Relationship To Other Cell Death Pathways

Entosis differs from apoptosis, necrosis, and autophagy in both mechanism and outcome. Unlike apoptosis, which involves caspase activation and controlled dismantling, entosis features active cellular invasion, often without immediate death. Apoptotic cells exhibit membrane blebbing and nuclear condensation, whereas entotic cells remain viable within the host before eventual degradation or release. This distinction is relevant in tumors, where apoptotic resistance is a hallmark of cancer progression, while entosis can act as both a survival strategy and a mechanism of cell elimination.

Necrosis, characterized by uncontrolled membrane rupture and inflammation, contrasts with entosis, which is a non-lytic process. Necrotic death results from external stressors like hypoxia or metabolic stress, leading to inflammatory responses. In contrast, entotic cells remain enclosed within vacuoles, preventing inflammatory spillover. However, if lysosomal degradation fails, entotic cells may undergo necrotic-like rupture within the host. This variability suggests entosis shares mechanistic overlaps with multiple pathways.

Autophagy, a catabolic process recycling intracellular components through lysosomal degradation, shares similarities with entosis in vacuolar processing. The presence of LC3 and lysosomal hydrolases in entotic vacuoles suggests partial convergence with autophagic pathways, yet entosis involves whole-cell engulfment rather than organelle turnover. While autophagy often promotes survival during nutrient deprivation, entosis can result in either survival or death depending on context. The extent to which autophagic signaling influences entotic cell fate remains under investigation.

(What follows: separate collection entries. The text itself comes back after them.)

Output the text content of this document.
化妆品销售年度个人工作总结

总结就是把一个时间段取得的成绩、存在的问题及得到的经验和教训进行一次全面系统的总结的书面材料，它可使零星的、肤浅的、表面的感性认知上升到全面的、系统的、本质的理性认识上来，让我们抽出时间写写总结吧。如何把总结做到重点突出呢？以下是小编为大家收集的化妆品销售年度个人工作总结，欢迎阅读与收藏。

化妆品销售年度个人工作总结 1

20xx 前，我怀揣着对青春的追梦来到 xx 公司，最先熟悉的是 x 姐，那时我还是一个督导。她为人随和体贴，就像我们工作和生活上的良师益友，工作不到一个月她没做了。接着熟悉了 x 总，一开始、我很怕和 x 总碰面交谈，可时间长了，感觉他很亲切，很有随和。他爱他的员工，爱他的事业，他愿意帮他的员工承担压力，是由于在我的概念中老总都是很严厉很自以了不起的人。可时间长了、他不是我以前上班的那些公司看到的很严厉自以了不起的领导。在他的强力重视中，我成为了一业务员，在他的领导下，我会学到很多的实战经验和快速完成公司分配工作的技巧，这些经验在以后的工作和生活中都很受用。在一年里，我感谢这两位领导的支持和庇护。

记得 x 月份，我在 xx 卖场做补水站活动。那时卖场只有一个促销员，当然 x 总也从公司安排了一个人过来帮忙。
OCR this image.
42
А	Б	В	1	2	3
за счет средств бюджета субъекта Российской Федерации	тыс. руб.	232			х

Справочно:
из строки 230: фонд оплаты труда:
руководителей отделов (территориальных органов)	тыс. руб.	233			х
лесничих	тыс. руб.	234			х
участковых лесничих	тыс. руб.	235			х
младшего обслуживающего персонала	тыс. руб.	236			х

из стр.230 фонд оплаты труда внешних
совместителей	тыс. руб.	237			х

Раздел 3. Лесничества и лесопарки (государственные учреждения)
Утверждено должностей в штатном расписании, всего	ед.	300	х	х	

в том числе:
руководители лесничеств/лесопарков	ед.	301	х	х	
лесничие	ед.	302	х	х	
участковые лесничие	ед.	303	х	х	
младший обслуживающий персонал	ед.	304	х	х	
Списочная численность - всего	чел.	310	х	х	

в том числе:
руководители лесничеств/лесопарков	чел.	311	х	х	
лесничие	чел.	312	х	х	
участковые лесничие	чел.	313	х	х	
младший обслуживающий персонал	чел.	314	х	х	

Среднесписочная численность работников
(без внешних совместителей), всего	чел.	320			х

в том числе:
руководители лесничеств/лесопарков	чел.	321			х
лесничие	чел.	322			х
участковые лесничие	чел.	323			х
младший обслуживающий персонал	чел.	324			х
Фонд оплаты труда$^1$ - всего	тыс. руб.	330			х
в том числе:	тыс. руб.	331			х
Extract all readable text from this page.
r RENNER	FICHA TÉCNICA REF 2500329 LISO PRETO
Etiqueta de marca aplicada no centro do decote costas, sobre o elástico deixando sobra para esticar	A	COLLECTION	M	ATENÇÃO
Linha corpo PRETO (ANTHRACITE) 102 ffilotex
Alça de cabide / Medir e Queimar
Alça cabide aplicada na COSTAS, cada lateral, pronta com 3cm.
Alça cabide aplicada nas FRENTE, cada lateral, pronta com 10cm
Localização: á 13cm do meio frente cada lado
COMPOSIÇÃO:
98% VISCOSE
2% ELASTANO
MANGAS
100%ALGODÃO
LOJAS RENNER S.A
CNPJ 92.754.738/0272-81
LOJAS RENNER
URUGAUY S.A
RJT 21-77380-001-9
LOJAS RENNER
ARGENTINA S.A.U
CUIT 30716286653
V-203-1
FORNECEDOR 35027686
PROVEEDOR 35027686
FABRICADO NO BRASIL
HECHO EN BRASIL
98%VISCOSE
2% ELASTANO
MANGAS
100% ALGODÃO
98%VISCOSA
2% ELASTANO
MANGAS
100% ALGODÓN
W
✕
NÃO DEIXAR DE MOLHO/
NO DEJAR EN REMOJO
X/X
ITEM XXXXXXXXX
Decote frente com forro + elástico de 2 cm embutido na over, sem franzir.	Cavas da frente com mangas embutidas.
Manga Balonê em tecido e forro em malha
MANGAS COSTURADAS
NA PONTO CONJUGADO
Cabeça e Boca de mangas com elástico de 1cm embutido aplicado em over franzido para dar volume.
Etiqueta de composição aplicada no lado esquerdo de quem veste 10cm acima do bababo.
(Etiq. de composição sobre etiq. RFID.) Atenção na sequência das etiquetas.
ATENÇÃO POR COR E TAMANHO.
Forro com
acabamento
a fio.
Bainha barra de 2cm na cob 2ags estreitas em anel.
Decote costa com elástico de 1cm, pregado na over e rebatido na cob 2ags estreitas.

Significance In Tumor Biology

Entosis plays a complex role in tumor biology, with evidence supporting both tumor-suppressive and tumor-promoting effects. In some cases, entosis eliminates malignant cells by facilitating their degradation within host cells, reducing tumor burden. Histological analyses of breast and pancreatic tumors have identified entotic structures, suggesting this process occurs in vivo and may help control abnormal cell populations.

Conversely, entosis can also support tumor progression by providing a survival advantage to internalized cells. Under metabolic stress, some entotic cells evade degradation and emerge with increased resistance to apoptosis and chemotherapy. This phenomenon is observed in aggressive cancers, where entotic cells display greater clonogenic potential after escaping host cells. Additionally, entotic engulfment can lead to genetic instability. Studies show entotic events can induce aneuploidy, a condition of abnormal chromosome numbers frequently associated with malignancy. Cells that survive entosis with altered genomic content may acquire oncogenic properties, fueling tumor evolution and heterogeneity.